Taylor’s Jihadist interlocutor complained to him that Christianity and democracy failed to create “godly government” and allows evil to “run rampant,” by not executing homosexuals and adulterers, among other omissions. Of course, thousands of years of Jewish and Christian tradition have addressed how faith should interact with governance. But Taylor seems largely to ignore these moral teachings, or portray them in caricatures, with his website asserting that “many Christians support warmongering and unnecessary bloodshed rather than peacemaking.” His website describes his discovery of pacifism grandly as the “solution to end all religious/quasi-political warfare.” Purportedly, “many fundamentalist/evangelicals tend to ascribe [sic] to a Zionist theology, which believes that it is good to be at war with anyone who opposes the Christian right, to expedite the glorious return of the Messiah, there is one crusader, Aaron Taylor, who believes otherwise.”

The Evangelical Left, so ashamed of the patriotism of traditional religious conservatives, believes that its own brand of absolutist pacifism will cleanse the American’s church of its warmongering sins and ultimately, perhaps, redeem America from its supposed thirst for bloodshed. Taylor’s website claims that if “Christians everywhere were to return to their pre-Augustine heritage of non-violence as a way of life, then the social impact of the church would be greater than that of the Protestant Reformation.”

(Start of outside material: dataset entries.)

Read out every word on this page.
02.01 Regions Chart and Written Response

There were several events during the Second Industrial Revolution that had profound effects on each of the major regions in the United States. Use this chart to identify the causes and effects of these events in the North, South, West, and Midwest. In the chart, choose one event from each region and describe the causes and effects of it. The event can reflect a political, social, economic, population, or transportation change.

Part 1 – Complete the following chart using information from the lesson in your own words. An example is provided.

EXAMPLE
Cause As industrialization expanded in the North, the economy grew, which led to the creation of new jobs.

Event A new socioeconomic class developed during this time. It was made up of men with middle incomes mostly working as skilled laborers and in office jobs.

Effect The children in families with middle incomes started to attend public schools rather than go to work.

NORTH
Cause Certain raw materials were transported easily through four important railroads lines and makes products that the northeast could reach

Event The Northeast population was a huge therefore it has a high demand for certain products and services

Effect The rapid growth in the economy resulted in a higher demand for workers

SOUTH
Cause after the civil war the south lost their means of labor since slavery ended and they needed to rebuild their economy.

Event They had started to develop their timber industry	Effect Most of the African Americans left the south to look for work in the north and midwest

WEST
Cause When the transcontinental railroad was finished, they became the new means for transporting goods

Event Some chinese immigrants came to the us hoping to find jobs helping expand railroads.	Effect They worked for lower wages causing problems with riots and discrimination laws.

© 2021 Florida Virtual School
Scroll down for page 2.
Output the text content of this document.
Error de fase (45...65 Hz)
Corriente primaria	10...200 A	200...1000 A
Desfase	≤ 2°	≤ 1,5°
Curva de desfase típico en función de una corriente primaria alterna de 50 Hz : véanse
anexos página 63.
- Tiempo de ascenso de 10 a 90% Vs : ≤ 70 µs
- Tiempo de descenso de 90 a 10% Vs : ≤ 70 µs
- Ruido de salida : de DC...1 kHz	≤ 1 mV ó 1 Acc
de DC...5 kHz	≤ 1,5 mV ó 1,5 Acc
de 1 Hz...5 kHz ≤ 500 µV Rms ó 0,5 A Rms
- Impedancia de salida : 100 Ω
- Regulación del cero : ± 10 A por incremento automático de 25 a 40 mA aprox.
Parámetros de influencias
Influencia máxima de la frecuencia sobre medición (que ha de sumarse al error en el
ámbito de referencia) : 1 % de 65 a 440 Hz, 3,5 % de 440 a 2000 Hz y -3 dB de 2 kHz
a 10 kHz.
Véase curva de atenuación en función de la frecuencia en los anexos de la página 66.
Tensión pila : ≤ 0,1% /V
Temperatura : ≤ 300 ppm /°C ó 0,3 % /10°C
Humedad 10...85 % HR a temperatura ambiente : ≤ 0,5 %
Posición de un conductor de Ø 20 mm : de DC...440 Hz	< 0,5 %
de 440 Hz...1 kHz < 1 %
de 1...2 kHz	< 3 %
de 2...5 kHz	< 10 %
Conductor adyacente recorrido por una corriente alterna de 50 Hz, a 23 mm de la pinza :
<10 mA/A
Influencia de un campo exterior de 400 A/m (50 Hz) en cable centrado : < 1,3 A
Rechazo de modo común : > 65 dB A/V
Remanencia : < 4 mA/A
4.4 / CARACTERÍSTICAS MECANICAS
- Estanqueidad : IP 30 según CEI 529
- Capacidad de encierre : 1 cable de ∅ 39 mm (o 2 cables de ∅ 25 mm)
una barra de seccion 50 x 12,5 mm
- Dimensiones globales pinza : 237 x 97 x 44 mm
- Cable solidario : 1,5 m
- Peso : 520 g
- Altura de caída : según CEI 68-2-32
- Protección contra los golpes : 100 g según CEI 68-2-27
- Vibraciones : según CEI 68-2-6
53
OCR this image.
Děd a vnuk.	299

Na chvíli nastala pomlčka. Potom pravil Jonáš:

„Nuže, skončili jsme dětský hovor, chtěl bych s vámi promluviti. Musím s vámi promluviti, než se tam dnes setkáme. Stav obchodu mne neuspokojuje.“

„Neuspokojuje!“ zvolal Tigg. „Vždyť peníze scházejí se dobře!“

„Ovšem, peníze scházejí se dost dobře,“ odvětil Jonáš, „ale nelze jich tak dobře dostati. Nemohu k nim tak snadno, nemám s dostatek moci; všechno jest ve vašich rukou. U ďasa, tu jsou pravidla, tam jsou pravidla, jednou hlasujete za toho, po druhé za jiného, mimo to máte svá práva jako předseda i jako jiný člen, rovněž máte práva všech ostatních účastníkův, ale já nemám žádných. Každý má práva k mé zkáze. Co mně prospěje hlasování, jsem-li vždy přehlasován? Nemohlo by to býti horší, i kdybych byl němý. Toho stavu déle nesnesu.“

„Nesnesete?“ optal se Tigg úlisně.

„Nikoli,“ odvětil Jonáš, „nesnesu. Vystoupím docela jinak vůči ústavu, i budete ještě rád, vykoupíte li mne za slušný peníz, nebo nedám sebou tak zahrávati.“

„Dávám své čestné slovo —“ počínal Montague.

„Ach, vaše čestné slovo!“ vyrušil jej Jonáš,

Such utopian pacifism may appeal to seminary campuses, book fairs, and religious online chat rooms. But mainstream Jewish and Christian ethics have always chiefly addressed the real world, not an imagined ideal. Historic Christianity empowers the state to repress, where possible, crime and terror, not surrender to chaos. But for many on the Evangelical Left, contempt for America, and for Israel, override fidelity to historic Christian beliefs.